水下滑坡可能带来大范围、高强度的海洋环境灾害。本项目针对水下滑坡失稳后的演化过程这一重要科学问题，从土体与水体的耦合作用出发，以水土界面耦合机制和颗粒耦合机制为切入点，引入透明土、散射光—荧光示踪PIV（PTV）等新实验技术，开展水土耦合实验研究。获取土体内部结构和颗粒运动等以往实验中不易观测的关键信息，结合CFD-DEM数值模拟技术，得到颗粒间细观流场对颗粒运动的影响。深入研究：1.水和土体的相互作用如何塑造界面变化；2.周围水体如何影响土体从颗粒固体向颗粒液体（颗粒气体）的转化；3.在水下滑坡失稳后阶段上述两个机制如何共同作用等三个关键问题。从而回答水下滑坡失稳后演化阶段，水土的界面耦合及颗粒耦合的作用机制这一科学问题；分析影响因素及规律，探寻水下滑坡状态转化的临界参数；建立有实用前景的水下滑坡失稳后阶段的动力学模拟和预测模型。为水下滑坡灾害的预测和评估提供理论基础和数值分析工具。

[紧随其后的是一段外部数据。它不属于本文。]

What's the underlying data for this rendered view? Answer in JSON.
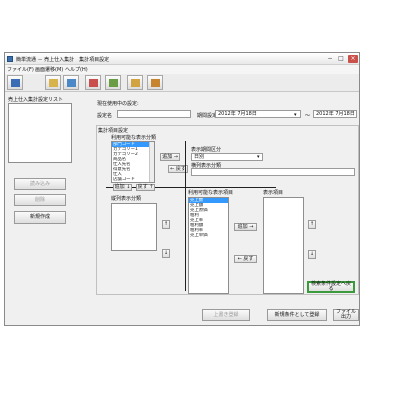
{
  "window": {
    "title": "簡単流通 － 売上仕入集計　集計項目設定",
    "minimize": "−",
    "maximize": "□",
    "close": "×"
  },
  "menu": [
    "ファイル(F)",
    "画面遷移(M)",
    "ヘルプ(H)"
  ],
  "toolbar": {
    "buttons": [
      {
        "icon": "list-icon",
        "color": "#3b6db5"
      },
      {
        "icon": "document-icon",
        "color": "#d8b24a"
      },
      {
        "icon": "chart-icon",
        "color": "#4a88c8"
      },
      {
        "icon": "report-icon",
        "color": "#c94f4f"
      },
      {
        "icon": "gear-icon",
        "color": "#6a9c43"
      },
      {
        "icon": "folder-icon",
        "color": "#d1a341"
      },
      {
        "icon": "flow-icon",
        "color": "#c7842f"
      }
    ]
  },
  "left_panel": {
    "list_title": "売上仕入集計設定リスト",
    "load_button": "読み込み",
    "delete_button": "削除",
    "new_button": "新規作成"
  },
  "current": {
    "label": "現在使用中の設定:",
    "setting_name_label": "設定名",
    "setting_name_value": "",
    "period_label": "期間設定",
    "date_from": "2012年  7月18日",
    "tilde": "～",
    "date_to": "2012年  7月18日",
    "dropdown_arrow": "▾"
  },
  "config": {
    "group_title": "集計項目設定",
    "available_display_label": "利用可能な表示分類",
    "available_display_items": [
      "部門コード",
      "カテゴリー1",
      "カテゴリー2",
      "商品名",
      "仕入先名",
      "得意先名",
      "仕入",
      "店舗コード"
    ],
    "add_button": "追加 →",
    "back_button": "← 戻す",
    "display_period_label": "表示期間区分",
    "display_period_value": "日別",
    "horizontal_display_label": "横列表示分類",
    "horizontal_display_value": "",
    "add_small": "追加 ↓",
    "back_small": "戻す ↑",
    "vertical_display_label": "縦列表示分類",
    "up_arrow": "↑",
    "down_arrow": "↓",
    "available_items_label": "利用可能な表示項目",
    "available_items": [
      "売上数",
      "売上額",
      "売上原価",
      "粗利",
      "売上率",
      "粗利額",
      "粗利率",
      "売上単価"
    ],
    "display_items_label": "表示項目",
    "add_items_button": "追加 →",
    "back_items_button": "← 戻す",
    "back_to_search_button": "検索条件設定へ戻る"
  },
  "footer": {
    "overwrite_button": "上書き登録",
    "save_new_button": "新規条件として登録",
    "export_button": "ファイル出力"
  }
}
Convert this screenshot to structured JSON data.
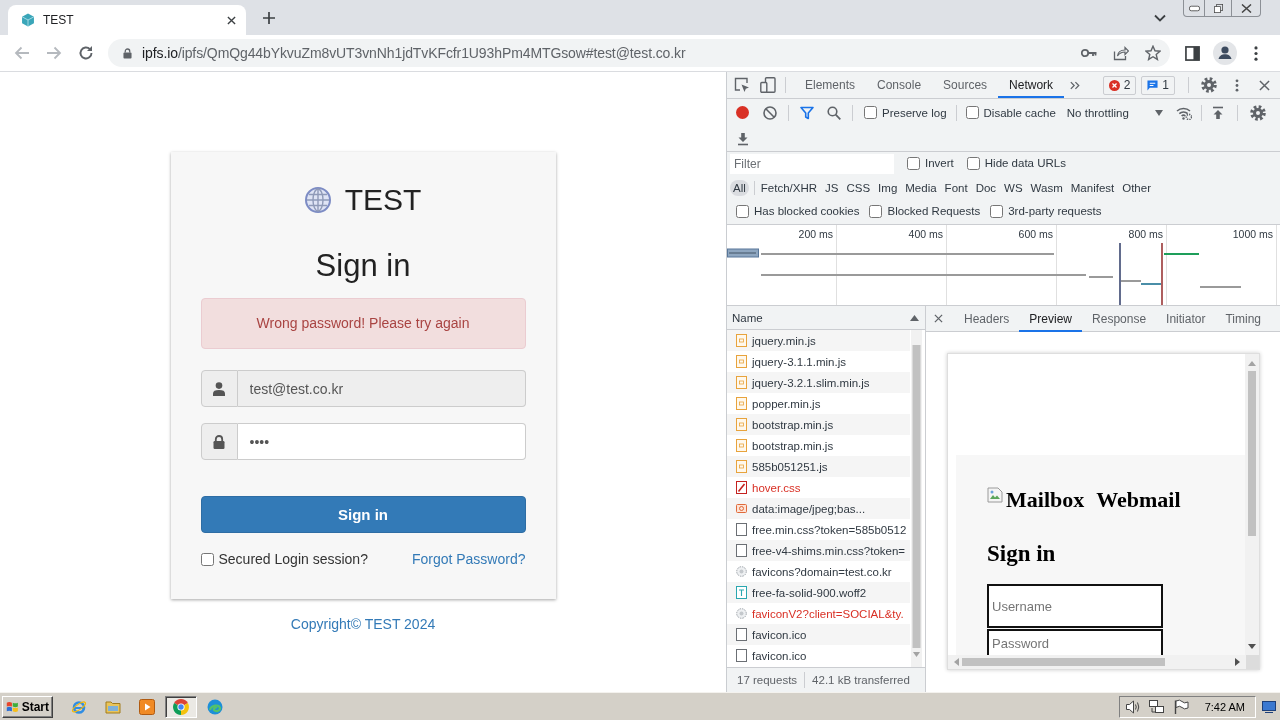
{
  "browser": {
    "tabs": [
      {
        "title": "TEST",
        "selected": true
      }
    ],
    "address": {
      "host": "ipfs.io",
      "path": "/ipfs/QmQg44bYkvuZm8vUT3vnNh1jdTvKFcfr1U93hPm4MTGsow#test@test.co.kr"
    }
  },
  "login": {
    "brand": "TEST",
    "heading": "Sign in",
    "alert": "Wrong password! Please try again",
    "fields": [
      {
        "kind": "user",
        "value": "test@test.co.kr",
        "disabled": true
      },
      {
        "kind": "lock",
        "value": "••••",
        "disabled": false
      }
    ],
    "submit": "Sign in",
    "remember": {
      "label": "Secured Login session?",
      "checked": false
    },
    "forgot": "Forgot Password?",
    "footer": "Copyright© TEST 2024"
  },
  "devtools": {
    "tabs": [
      {
        "label": "Elements",
        "selected": false
      },
      {
        "label": "Console",
        "selected": false
      },
      {
        "label": "Sources",
        "selected": false
      },
      {
        "label": "Network",
        "selected": true
      }
    ],
    "errors": "2",
    "messages": "1",
    "recording": true,
    "preserve_log": {
      "label": "Preserve log",
      "checked": false
    },
    "disable_cache": {
      "label": "Disable cache",
      "checked": false
    },
    "throttling": "No throttling",
    "filter": {
      "placeholder": "Filter"
    },
    "filter_options": [
      {
        "label": "Invert",
        "checked": false
      },
      {
        "label": "Hide data URLs",
        "checked": false
      }
    ],
    "types": [
      {
        "label": "All",
        "selected": true
      },
      {
        "label": "Fetch/XHR",
        "selected": false
      },
      {
        "label": "JS",
        "selected": false
      },
      {
        "label": "CSS",
        "selected": false
      },
      {
        "label": "Img",
        "selected": false
      },
      {
        "label": "Media",
        "selected": false
      },
      {
        "label": "Font",
        "selected": false
      },
      {
        "label": "Doc",
        "selected": false
      },
      {
        "label": "WS",
        "selected": false
      },
      {
        "label": "Wasm",
        "selected": false
      },
      {
        "label": "Manifest",
        "selected": false
      },
      {
        "label": "Other",
        "selected": false
      }
    ],
    "extra_filters": [
      {
        "label": "Has blocked cookies",
        "checked": false
      },
      {
        "label": "Blocked Requests",
        "checked": false
      },
      {
        "label": "3rd-party requests",
        "checked": false
      }
    ],
    "timeline_ticks": [
      "200 ms",
      "400 ms",
      "600 ms",
      "800 ms",
      "1000 ms"
    ],
    "name_column": "Name",
    "requests": [
      {
        "name": "jquery.min.js",
        "kind": "script",
        "failed": false
      },
      {
        "name": "jquery-3.1.1.min.js",
        "kind": "script",
        "failed": false
      },
      {
        "name": "jquery-3.2.1.slim.min.js",
        "kind": "script",
        "failed": false
      },
      {
        "name": "popper.min.js",
        "kind": "script",
        "failed": false
      },
      {
        "name": "bootstrap.min.js",
        "kind": "script",
        "failed": false
      },
      {
        "name": "bootstrap.min.js",
        "kind": "script",
        "failed": false
      },
      {
        "name": "585b051251.js",
        "kind": "script",
        "failed": false
      },
      {
        "name": "hover.css",
        "kind": "stylesheet",
        "failed": true
      },
      {
        "name": "data:image/jpeg;bas...",
        "kind": "image",
        "failed": false
      },
      {
        "name": "free.min.css?token=585b0512",
        "kind": "other",
        "failed": false
      },
      {
        "name": "free-v4-shims.min.css?token=",
        "kind": "other",
        "failed": false
      },
      {
        "name": "favicons?domain=test.co.kr",
        "kind": "icon",
        "failed": false
      },
      {
        "name": "free-fa-solid-900.woff2",
        "kind": "font",
        "failed": false
      },
      {
        "name": "faviconV2?client=SOCIAL&ty.",
        "kind": "icon",
        "failed": true
      },
      {
        "name": "favicon.ico",
        "kind": "other",
        "failed": false
      },
      {
        "name": "favicon.ico",
        "kind": "other",
        "failed": false
      }
    ],
    "request_count": "17 requests",
    "transferred": "42.1 kB transferred",
    "detail_tabs": [
      {
        "label": "Headers",
        "selected": false
      },
      {
        "label": "Preview",
        "selected": true
      },
      {
        "label": "Response",
        "selected": false
      },
      {
        "label": "Initiator",
        "selected": false
      },
      {
        "label": "Timing",
        "selected": false
      }
    ],
    "preview": {
      "image_alt": "Mailbox",
      "title": "Webmail",
      "heading": "Sign in",
      "fields": [
        {
          "placeholder": "Username"
        },
        {
          "placeholder": "Password"
        }
      ]
    }
  },
  "taskbar": {
    "start": "Start",
    "apps": [
      {
        "kind": "ie",
        "selected": false
      },
      {
        "kind": "explorer",
        "selected": false
      },
      {
        "kind": "media",
        "selected": false
      },
      {
        "kind": "chrome",
        "selected": true
      },
      {
        "kind": "edge",
        "selected": false
      }
    ],
    "clock": "7:42 AM"
  }
}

针对水下滑坡失稳后演化过程的动力学机制和数值预测模型这一重要科学问题，项目从土体与周围水体的强耦合作用出发，以界面耦合机制和颗粒耦合机制为切入点，引入透明土、散射光—荧光示踪 PIV（PTV）等实验手段，开展了系统性的水下颗粒溃坝运动实验，首次得到了液体黏度、相对密度范围较宽条件下，颗粒相运动特性和周液流场同时测量的水下颗粒倒塌过程的测量数据集，为该方向的研究提供了基础数据集和标准算例，进一步讨论了水土相互作用过程中的能量转化机制，提供了水下颗粒滑坡后的长距输运机制的一种解释；结合 CFD-DEM 数值模拟技术，对水下滑坡失稳后阶段水体与土体的耦合作用机制进行实验和数值模拟研究，讨论两个机制与相关参数之间的关系，分析滑坡失稳后阶段两者的相互影响和促进，探寻水下滑坡状态转化的临界参数表达及其规律，在此基础上发展了新的深度积分模型，建立了有实用前景的水下滑坡失稳后演化过程的数值模拟和预测模型，克服了经典模型体系的弊端，为水下滑坡的破坏范围研究提供理论支持、分析方法和基础数据。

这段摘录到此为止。